Я вздохнул и утер ставший влажным нос, который прятал за пазухой. Распрямил затекшую спину, пошевелил пальцами на ногах. Так и обморозиться можно. Поднялся на ноги, попрыгал; горячая кровь скатилась к ногам. Стараясь не поворачиваться лицом к ветру, стал всматриваться в лес, откуда должна была появиться мама. Одна или с Ойты. Сколько же я ждал? Казалось, что очень долго. Но солнца не было и, потому, я не мог определить, сколько времени провел под елью; все было серым, как в сумерках. А над землей завывал ветер, заглушая обычные звуки леса.
Я снова прижался к стволу, но садиться не стал. Стоял, переминаясь с ноги на ногу, и смотрел на снегоступы, то выглядывающие из снега, то вновь ныряющие в него. Нечаянно, я зацепил корзину и опрокинул набок: в снег посыпались ломтики мяса, синеватые кедровые шишки и крохотные комочки ссохшейся ягоды. Я заохал, опустился на коленки, поднял и поставил корзину, начал торопливо собирать высыпавшуюся снедь, копаясь в снегу. Руки покраснели: заломило кончики пальцев, но я упорно продолжал просеивать ладошками снег, извлекая из него наши припасы и ругая себя и злых духов, позабавившихся надо мной.
А немного позже, ко мне вновь вернулся страх. А вдруг с мамой что-то случилось? Может старую Ойты пленили, а потом схватили и маму, отправившуюся на поиски старухи. Чужаки уведут пленниц и я останусь один в этой дремучей, скованной стужей глуши; буду сидеть под деревом, боясь тронуться с места и ждать неизвестно сколько и неизвестно чего: ждать, покуда холод не убьет меня. О, духи, о, Ге-тхе! Сделайте так, чтобы с моей мамой не случилось ничего худого и, чтобы, она поскорее вернулась! Об этом и, только, об этом, думал я, разгребая снег скрюченными пальцами.
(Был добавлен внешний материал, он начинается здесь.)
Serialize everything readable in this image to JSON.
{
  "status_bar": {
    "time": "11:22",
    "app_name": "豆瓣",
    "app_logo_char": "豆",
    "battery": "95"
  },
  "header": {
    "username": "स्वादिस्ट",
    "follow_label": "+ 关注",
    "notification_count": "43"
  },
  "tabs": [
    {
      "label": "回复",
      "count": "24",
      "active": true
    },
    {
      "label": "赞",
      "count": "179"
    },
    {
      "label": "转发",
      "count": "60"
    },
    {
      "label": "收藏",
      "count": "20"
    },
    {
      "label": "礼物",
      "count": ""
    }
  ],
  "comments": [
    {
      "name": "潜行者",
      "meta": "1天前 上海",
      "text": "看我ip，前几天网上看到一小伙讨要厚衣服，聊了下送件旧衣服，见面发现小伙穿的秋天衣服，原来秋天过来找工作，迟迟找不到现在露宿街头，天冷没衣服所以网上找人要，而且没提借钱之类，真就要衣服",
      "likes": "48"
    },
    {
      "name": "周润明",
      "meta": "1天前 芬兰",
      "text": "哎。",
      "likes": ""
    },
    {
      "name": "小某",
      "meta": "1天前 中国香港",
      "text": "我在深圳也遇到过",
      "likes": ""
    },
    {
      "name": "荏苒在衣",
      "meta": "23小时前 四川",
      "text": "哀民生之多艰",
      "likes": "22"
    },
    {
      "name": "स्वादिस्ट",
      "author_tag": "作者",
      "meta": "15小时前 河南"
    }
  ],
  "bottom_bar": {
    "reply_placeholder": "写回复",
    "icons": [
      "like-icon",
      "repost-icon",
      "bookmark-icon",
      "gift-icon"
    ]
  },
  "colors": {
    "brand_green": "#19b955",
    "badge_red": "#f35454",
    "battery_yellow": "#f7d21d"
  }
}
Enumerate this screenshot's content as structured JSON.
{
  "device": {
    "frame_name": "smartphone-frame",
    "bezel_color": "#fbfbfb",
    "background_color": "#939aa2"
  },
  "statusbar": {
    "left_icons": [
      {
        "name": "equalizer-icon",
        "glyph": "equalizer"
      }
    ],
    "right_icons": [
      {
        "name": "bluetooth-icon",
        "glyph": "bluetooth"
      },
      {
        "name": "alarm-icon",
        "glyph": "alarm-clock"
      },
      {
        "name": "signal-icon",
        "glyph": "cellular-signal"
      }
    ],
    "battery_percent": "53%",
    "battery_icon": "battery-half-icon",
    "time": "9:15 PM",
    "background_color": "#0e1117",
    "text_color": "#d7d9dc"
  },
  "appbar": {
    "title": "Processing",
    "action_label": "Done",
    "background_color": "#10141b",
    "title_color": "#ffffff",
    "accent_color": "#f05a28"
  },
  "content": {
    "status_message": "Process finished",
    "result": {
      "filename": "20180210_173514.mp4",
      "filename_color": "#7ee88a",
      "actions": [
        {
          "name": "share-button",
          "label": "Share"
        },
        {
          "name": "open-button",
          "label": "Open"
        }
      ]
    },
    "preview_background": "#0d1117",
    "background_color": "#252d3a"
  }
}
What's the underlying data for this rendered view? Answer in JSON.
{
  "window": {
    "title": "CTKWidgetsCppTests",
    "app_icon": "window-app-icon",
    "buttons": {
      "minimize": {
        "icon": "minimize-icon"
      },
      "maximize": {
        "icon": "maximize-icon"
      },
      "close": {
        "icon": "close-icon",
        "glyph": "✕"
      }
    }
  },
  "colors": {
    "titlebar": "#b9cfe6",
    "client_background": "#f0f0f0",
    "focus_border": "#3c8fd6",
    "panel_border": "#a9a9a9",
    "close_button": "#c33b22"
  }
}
Когда собрано, как мне казалось, было все, я поднялся с колен, отряхнулся и посмотрел на прислоненное к веткам копье. "А Го-о и Мен-ыр пошли бы искать маму, — от злости на самого себя я сжал кулаки и ударил по дереву, да только зашиб руку: из треснувшейся кожи засочилась кровь. — Трус!" И чуть не заскулил от боли; согнулся пополам, прижимая пораненную ладошку к животу. Сквозь стиснутые зубы проклинал злых духов. "Сам виноват!"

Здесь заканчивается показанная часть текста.